Dural arteriovenous fistula (DAVF) is a rare type of acquired intracranial vascular malformation. Recent progress in neuroimaging technology, such as advanced MRI and CT, provides non-invasive methods to accurately diagnose DAVF, including evaluation of the hemodynamics of the drainage veins. The clinical manifestations of DAVFs vary widely and depend on the location and venous drainage pattern of arteriovenous shunting. Patients with high grade DAVFs having cortical venous reflux should receive aggressive treatment to prevent the occurrence of intracranial hemorrhage and other neurological deficits related to venous congestion. Intra-arterial or intravenous endovascular embolization remains the primary therapy for high grade DAVF, while open surgery and stereotactic radiosurgery can serve as alternative treatment options. Early and accurate diagnosis with appropriate treatment is the goal for clinical management of DAVFs to reduce symptoms and prevent the development of venous congestion and stroke.

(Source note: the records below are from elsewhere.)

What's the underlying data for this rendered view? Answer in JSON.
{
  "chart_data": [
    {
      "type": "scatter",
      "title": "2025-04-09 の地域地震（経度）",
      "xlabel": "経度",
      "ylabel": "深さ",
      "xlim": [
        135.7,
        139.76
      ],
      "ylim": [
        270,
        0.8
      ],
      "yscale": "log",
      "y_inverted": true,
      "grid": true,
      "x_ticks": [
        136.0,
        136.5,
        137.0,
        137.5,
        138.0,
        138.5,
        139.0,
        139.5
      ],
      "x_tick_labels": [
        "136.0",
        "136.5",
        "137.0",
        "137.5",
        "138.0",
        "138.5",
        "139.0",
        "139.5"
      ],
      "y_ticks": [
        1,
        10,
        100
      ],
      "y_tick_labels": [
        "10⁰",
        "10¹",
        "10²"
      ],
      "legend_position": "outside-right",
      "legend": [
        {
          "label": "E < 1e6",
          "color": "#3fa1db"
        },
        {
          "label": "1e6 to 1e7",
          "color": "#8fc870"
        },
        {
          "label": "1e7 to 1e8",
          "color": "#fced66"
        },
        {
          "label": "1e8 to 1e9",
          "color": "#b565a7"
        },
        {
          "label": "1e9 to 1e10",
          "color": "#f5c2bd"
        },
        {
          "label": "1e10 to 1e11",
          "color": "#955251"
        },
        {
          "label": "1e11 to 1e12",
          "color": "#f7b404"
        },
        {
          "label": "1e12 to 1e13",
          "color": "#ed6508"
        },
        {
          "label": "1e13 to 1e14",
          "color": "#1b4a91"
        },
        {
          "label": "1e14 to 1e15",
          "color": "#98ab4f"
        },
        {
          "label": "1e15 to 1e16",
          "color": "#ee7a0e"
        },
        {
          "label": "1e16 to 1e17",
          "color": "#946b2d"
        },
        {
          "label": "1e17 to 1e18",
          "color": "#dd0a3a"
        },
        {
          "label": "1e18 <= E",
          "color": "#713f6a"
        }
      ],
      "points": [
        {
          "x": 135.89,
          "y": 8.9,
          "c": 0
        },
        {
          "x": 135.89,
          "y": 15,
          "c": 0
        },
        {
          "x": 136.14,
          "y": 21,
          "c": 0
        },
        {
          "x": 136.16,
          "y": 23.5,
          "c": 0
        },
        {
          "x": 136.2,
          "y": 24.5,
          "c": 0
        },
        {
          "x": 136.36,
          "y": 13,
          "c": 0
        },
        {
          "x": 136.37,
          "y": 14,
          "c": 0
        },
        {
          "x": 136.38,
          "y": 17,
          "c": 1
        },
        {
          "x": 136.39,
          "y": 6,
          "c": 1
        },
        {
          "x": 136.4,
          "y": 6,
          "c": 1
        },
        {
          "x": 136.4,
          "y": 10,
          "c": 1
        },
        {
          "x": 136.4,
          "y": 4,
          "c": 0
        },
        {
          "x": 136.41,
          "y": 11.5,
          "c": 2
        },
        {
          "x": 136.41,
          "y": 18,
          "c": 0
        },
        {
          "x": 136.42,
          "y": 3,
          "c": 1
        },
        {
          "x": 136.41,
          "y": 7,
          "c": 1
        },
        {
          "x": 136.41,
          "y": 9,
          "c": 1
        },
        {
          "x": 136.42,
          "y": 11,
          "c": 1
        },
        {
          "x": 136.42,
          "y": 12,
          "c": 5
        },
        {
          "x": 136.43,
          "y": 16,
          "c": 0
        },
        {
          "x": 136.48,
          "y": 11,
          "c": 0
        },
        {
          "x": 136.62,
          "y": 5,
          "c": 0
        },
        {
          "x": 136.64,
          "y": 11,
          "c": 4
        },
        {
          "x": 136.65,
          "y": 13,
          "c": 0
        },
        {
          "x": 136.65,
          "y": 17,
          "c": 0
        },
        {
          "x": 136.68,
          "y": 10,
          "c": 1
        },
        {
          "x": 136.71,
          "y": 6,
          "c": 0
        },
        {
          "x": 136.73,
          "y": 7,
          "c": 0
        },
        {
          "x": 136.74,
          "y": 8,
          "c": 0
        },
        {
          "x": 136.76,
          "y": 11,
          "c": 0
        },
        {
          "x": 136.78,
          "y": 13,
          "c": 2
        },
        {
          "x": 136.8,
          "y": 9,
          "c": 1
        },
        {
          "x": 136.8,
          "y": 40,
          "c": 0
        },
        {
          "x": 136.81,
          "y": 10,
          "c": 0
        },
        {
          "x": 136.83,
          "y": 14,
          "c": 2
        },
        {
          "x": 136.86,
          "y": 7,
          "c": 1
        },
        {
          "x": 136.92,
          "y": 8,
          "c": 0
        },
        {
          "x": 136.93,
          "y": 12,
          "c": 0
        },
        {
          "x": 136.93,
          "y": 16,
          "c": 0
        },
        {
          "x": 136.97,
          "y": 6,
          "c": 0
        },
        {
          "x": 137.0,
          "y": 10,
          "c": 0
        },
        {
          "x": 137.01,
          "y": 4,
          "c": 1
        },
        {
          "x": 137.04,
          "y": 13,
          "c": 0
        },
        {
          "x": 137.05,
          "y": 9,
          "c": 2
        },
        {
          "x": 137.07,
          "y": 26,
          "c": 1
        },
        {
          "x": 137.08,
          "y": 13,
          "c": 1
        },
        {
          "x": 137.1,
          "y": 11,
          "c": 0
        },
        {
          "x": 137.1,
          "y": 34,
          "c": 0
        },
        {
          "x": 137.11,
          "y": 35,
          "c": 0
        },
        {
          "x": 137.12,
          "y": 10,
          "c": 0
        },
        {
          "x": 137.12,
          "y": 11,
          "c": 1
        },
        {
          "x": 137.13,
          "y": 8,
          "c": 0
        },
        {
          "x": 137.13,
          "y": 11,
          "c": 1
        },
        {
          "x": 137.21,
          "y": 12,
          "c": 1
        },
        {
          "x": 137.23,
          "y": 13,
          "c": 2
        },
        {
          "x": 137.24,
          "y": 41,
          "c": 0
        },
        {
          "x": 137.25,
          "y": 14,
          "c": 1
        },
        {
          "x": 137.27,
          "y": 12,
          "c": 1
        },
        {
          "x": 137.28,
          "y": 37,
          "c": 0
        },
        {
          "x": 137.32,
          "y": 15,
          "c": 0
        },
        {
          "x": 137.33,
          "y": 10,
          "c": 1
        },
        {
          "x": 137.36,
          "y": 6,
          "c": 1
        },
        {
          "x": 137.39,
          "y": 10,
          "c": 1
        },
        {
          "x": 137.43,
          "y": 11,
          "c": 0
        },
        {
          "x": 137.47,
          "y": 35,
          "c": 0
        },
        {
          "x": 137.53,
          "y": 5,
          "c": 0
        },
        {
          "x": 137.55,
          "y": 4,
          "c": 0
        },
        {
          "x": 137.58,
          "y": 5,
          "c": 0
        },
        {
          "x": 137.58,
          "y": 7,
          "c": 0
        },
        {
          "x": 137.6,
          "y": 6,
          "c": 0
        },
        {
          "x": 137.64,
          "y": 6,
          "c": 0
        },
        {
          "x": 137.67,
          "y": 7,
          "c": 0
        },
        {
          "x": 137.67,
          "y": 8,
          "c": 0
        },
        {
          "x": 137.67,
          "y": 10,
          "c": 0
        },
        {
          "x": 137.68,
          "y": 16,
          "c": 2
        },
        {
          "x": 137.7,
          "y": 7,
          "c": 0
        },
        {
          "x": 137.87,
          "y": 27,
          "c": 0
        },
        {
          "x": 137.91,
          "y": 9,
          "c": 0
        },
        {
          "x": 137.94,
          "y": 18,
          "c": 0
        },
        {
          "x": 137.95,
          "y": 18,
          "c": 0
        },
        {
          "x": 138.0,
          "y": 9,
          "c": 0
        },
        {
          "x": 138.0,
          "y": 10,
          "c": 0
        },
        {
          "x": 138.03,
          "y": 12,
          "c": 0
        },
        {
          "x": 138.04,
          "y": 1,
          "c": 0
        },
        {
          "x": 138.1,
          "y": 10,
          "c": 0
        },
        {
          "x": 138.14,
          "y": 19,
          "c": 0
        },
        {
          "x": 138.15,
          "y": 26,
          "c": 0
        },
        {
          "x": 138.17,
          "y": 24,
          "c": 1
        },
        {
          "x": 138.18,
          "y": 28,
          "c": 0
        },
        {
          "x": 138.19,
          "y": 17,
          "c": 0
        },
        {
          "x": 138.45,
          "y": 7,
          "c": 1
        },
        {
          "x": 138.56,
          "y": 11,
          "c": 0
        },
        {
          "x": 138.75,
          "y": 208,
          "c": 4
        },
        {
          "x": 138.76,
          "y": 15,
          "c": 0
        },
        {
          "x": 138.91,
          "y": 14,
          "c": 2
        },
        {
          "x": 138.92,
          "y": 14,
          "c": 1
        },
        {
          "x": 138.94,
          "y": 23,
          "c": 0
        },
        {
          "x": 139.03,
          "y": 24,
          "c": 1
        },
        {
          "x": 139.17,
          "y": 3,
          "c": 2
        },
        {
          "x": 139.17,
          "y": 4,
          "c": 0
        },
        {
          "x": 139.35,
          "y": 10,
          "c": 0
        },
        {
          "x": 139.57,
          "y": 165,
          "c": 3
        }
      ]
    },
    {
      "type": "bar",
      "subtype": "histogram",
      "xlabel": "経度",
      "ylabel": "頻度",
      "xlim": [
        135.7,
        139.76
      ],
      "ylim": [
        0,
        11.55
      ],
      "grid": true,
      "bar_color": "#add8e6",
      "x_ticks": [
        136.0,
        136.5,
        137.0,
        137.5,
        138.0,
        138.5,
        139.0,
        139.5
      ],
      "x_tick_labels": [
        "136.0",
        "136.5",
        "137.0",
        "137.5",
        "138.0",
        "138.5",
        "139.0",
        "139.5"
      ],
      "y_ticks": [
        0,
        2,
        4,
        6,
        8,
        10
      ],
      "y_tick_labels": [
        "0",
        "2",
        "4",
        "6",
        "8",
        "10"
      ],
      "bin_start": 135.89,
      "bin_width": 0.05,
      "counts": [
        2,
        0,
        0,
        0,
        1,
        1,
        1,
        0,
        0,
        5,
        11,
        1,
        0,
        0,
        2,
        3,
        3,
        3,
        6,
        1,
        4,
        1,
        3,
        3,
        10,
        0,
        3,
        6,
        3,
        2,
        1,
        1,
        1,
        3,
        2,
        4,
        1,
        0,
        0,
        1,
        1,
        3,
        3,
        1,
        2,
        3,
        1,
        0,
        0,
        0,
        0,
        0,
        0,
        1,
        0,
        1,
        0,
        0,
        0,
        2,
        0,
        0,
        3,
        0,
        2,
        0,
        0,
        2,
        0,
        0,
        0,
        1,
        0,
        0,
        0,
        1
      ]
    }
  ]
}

Financial and competing interests disclosure

The authors have no relevant affiliations or financial involvement with any organization or entity with a financial interest in or financial conflict with the subject matter or materials discussed in the manuscript. This includes employment, consultancies, honoraria, stock ownership or options, expert testimony, grants or patents received or pending, or royalties.

Key issues

  • The clinical manifestations of dural arteriovenous fistula (DAVF) range from benign symptoms to intracranial hemorrhage and nonhemorrhagic neurological deficits associated with venous hypertension.

  • The aggressiveness of DAVF depends primarily upon the pattern of venous drainage from the fistulas.

  • The Borden classification and Cognard classification are the two most commonly used systems that classify DAVF with cortical venous reflux or fistulas draining directly into cortical veins as ‘high grade’ DAVF.

  • Catheterization with cerebral angiography remains the gold standard in the diagnosis and characterization of DAVFs. However, recent advances in magnetic resonance imaging and computed tomography imaging have markedly improved diagnosis by permitting the visualization of affected surrounding brain structures and the evaluation of hemodynamics of draining veins in patients with suspected DAVF.

  • Patients with low-grade DAVF may be treated conservatively.

  • Intra-arterial or intravenous endovascular embolization remains the primary therapy for high-grade DAVF, while open surgery and stereotactic radiosurgery can serve as alternative treatment options.